We don’t have to confess.

So long as we keep working on it.

But we all have to do it. 

Is America racist?

Yes, we are. 

We are because we have gone along with policies that segregated African Americans. Because we have not objected loudly enough to their having poor educational and work opportunities. Because we have colluded, consciously or unconsciously, actively or passively, to keeping them down.

And what about our guilt? 

If we have personally injured an African American acting from a racist belief – call it harm in the concrete – then we must apologize. And it will be up to them to forgive us or not. 

If we have injured African Americans by not favoring measures that would assist their development – call it harm in the abstract – then we can work to reduce our guilt on our own, by questioning ourselves daily about our attitudes toward them and aiming to resolve them. 

Forgiveness will be up to us and our consciences. 

Advancement for African Americans has been happening gradually, over the years, thanks to the commitment of many of our more enlightened fellow citizens. 

But opportunities need to grow faster. 

As they do, we will see African Americans rise in every field of human endeavor, showing that they are just as capable as any other group on earth. Their numbers in the higher ranks of science and academia and industry and technology and business and all professions will swell. And their numbers in jails and prisons will decrease.

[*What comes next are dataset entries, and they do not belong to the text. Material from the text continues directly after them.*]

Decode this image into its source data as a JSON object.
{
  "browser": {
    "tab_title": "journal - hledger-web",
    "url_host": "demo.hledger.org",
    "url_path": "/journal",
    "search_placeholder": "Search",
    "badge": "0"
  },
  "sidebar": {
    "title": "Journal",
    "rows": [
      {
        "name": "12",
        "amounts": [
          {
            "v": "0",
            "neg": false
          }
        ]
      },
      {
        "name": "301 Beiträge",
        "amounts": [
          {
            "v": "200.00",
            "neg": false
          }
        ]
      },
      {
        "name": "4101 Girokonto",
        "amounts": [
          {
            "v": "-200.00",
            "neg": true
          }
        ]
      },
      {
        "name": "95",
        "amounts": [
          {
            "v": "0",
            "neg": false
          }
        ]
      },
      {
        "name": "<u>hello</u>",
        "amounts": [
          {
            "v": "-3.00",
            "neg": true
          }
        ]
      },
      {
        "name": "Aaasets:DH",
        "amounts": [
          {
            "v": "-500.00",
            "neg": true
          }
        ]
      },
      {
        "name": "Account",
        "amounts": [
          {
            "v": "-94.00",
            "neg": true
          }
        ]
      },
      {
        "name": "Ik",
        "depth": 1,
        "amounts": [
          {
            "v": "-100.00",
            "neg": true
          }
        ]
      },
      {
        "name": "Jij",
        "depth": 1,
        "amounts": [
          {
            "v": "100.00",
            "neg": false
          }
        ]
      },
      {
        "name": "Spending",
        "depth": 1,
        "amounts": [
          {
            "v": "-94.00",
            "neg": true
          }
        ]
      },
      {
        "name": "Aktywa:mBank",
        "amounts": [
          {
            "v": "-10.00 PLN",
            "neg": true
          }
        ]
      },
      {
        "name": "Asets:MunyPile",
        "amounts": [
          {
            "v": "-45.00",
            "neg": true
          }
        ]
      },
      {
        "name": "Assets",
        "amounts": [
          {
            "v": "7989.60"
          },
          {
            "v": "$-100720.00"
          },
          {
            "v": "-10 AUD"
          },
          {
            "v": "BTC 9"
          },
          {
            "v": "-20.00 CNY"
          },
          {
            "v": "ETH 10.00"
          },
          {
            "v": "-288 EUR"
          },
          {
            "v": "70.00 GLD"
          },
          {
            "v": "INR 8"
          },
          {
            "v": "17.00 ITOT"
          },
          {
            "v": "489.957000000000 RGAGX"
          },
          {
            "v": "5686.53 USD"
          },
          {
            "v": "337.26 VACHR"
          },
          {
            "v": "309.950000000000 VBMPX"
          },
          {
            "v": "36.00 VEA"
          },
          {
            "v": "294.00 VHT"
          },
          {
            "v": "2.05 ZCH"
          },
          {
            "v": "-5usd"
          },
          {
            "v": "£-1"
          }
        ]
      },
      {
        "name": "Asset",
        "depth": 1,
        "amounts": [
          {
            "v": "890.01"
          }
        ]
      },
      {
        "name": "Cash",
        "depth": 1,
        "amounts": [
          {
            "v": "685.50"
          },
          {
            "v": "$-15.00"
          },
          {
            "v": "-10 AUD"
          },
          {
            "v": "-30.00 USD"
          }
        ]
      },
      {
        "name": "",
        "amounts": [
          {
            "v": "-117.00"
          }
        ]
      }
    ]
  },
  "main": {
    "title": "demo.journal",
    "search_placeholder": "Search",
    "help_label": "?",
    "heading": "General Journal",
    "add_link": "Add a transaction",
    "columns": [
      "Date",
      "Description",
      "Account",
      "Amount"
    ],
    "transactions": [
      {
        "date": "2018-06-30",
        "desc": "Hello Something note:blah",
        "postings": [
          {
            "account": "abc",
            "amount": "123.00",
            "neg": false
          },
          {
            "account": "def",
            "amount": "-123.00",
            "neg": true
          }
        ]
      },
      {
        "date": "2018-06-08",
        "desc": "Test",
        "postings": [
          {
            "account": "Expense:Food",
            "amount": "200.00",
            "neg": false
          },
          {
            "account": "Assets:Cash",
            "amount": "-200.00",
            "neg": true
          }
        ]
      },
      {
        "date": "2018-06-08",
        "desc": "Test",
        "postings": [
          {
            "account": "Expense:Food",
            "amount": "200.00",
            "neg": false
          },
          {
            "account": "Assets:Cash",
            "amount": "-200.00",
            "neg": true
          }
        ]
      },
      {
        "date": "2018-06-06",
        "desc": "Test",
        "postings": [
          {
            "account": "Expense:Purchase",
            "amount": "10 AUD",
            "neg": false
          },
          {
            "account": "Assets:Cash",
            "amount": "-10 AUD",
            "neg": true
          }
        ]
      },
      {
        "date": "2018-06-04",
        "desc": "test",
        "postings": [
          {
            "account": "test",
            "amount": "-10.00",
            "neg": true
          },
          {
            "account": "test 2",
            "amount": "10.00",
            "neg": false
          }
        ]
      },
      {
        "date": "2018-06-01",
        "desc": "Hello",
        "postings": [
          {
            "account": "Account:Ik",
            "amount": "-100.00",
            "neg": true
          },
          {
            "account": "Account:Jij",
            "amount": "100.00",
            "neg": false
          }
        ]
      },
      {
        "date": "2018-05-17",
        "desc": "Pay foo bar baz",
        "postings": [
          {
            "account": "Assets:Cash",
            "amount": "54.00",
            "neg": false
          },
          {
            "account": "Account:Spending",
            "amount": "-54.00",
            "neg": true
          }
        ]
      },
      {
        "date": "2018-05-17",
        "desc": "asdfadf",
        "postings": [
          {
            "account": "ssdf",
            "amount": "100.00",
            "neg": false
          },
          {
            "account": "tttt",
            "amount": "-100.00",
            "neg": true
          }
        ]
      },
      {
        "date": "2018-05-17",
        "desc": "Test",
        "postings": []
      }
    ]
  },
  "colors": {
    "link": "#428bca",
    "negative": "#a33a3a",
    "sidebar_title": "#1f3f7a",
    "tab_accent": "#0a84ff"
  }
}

And we will feel proud of our civic and emotional growth.  

Gradually, we will cease to be racist as a nation.

And we will be at peace,

And we will be one,

For we will have conquered ourselves. 

But we have to keep working on it. Day in and day out.

Is America racist? 

Yes, it is.

Am I racist?

Answer the above questions and make your judgment. 

You may not be.

You may be one of our more evolved and mature citizens.

Each person has to square with their truth.

And so long as each one of us does, each one of us will be ceasing to be racist every single day.

As for me,

I will not confess,

But I will keep doing the work every day,

Day in and day out,

And feel damn good about the progress I’m making.